Phil: Cannonier is a fun, weird fighter who has been cast into the unfortunate mold of “Big, unknown foreigner who is going to potentially knock Anderson dead in his home town.” He’s got a nice mixture of aggressive swagger in the cage and a eccentric humility outside of it- I can’t remember the last time I heard a fighter thanking Yahweh after a win. He’s also one of the few fighters I can think recently who’s had success moving from the bigger, worse divisions down to the smaller, better ones, having jumped all the way from heavyweight down to 185.
What’s at stake?
David: It’s mathematical: the legend either lives to fight on, or dies, and retires gracefully in front of his homeland. While the New Guy puts down a legend to become a legend, or has no business being talked about in the presence of legends.
Phil: Anderson Silva in Brazil. If he wins the crowd goes nuts. If he doesn’t, then Cannonier at announces himself in a division which will be wide open after the Adesanya-Whittaker fight.
Where do they want it?
David: To me, the main thing is Anderson’s pace. When you think about it, even in all of Silva’s losses, he could be threatened (Adesanya), he could be pressured (Cormier and Bisping), and he could be splayed out on the octagon floor (Weidman) — but nobody has ever dictated the pace. Nobody has ever negotiated to him the fight terms. His legend is like credit: the loan may not come, but that doesn’t mean the lenders were in power. Maybe some of this is psychological. Fighters are still human. Silva is a highlight reel of insanely gifted attacks that can be brutal (Leben), slithery (Griffin), and pinpoint (Belfort). There’s no way the back of your mind doesn’t at least whisper ‘Bad Idea’ as you pull back the wooden log a 7’ tall alien just parried against you. But obviously, a lot of this is Silva’s skillset. He establishes range with the kind of eccentricity every fighter has to at least respect. The result? Even on his deathbed, Silva remains a certified skull collector because patience beats talent when talent doesn’t think hard enough.
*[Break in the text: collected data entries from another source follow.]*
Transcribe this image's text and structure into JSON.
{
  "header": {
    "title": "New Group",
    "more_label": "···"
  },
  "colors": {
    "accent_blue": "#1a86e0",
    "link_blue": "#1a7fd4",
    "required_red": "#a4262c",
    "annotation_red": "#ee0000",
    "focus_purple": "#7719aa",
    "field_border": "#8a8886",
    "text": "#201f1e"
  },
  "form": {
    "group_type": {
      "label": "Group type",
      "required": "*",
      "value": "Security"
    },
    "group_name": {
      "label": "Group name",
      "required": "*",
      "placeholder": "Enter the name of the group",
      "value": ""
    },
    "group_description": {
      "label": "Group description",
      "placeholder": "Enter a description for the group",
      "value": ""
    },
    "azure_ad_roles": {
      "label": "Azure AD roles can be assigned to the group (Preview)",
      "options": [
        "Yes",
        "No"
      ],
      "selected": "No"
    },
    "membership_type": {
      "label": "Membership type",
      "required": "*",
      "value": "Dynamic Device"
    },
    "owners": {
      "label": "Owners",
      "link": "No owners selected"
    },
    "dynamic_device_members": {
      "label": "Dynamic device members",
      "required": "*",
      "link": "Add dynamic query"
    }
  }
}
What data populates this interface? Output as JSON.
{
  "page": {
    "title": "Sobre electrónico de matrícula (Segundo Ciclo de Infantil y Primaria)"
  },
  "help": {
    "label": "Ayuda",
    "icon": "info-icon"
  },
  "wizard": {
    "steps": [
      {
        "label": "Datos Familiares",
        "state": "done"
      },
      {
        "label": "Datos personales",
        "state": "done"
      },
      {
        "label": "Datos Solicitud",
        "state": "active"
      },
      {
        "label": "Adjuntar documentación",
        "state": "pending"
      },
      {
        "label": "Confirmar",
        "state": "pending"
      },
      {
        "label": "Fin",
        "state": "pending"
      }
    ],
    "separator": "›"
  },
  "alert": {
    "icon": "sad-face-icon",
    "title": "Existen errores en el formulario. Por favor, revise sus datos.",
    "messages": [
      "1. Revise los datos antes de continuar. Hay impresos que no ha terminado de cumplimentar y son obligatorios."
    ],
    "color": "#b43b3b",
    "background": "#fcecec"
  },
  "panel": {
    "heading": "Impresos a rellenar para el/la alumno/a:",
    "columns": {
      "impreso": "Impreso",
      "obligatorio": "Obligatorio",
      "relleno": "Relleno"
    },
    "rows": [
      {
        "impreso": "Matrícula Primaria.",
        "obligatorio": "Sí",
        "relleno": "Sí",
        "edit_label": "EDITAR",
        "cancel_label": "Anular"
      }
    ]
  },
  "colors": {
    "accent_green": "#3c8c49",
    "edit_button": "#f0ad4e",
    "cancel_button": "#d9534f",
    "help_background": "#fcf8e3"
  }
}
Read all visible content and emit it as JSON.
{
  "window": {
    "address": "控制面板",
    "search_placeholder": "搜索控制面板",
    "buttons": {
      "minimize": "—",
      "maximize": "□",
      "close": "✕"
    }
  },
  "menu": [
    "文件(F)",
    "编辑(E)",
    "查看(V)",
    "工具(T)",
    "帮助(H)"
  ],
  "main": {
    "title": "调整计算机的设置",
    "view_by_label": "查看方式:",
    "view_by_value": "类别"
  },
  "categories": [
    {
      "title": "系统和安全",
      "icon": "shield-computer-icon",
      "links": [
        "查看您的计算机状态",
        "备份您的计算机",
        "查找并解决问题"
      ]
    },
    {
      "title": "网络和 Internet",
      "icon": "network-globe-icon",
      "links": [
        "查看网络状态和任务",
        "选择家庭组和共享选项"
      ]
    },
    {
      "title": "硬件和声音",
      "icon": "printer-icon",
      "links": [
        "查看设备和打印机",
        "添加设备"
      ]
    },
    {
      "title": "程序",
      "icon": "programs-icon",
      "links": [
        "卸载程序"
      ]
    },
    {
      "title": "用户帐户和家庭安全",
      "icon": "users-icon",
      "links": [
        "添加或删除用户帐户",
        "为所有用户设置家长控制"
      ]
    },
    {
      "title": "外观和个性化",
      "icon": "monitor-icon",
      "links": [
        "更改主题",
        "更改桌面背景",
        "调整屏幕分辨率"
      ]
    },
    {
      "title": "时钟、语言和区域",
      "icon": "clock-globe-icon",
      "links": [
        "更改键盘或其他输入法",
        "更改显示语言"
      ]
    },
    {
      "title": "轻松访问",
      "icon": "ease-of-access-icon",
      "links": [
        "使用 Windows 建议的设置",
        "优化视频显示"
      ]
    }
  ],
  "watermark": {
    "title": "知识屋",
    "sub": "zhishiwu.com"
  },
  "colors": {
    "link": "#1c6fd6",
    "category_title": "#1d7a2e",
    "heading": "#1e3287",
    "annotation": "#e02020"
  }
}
Phil: On review, if there’s something that I’ve consistently underestimated about Anderson in his recent run, it’s how offensively potent he still is. The days of the death touch left hand and adamantine chin are long, long gone, but even a fighter like Adesanya went in there fully prepared for trickery and found himself dealing with a man who is totally willing to just walk him down behind barrages of real, committed punches. In his fight with Nick Diaz, he simply bullied the smaller fighter, outpunching him and backing him up repeatedly, and he did of course tear Michael Bisping’s face open. Yes, large swathes of Silva’s fights are taken up with jazz hands and sundry physical gibberish, but in the moments in between he speaks with some genuine (if slightly muted) violence. I’ve kept expecting the violence to die away and the bullshitting to take over completely, but the equation still refuses to tilt.
David: Luck is such a mercurial term, it’s probably news to people that it’s easy to quantify in sports. Easy to quantify in MMA? No. But we can also point at a lot of internal contradictions in Cannonier’s career: losing to Shawn Jordan at heavyweight, Jan Blachowicz once he went down in weight, etc. Does this fit the profile of someone who can potentially win a middleweight title? I don’t think so. It’s a crude logic, but it feels sound. Once you get past that, it’s easier to break this fight down. Cannonier hasn’t shown much wrestling acumen, for example. I was shocked by how easily David Branch was able to take an otherwise powerful fighter down, which tells me that his technique is still severely lacking. There’s also the question of where power translates; we’ve seen plenty of fighters move up, and retain their strength and power, and vice versa. So far, Cannonier doesn’t strike with strong mechanics, so much as push forward mechanically with strong will. Cannonier doesn’t lack in talent. But what has gotten him this far is the ability to wade through pressure, and counter-brutalize. The raw force of his will be there when the bell rings, and long after it doesn’t. Personally I don’t care how easily such a big man gets taken down (it won’t matter in this fight anyway), how late he is with his counters, or how easily he’s picked apart with a solid jab. When you carry a big smile on your face, and bricks in your hands, I’ll never be comfortable betting against you.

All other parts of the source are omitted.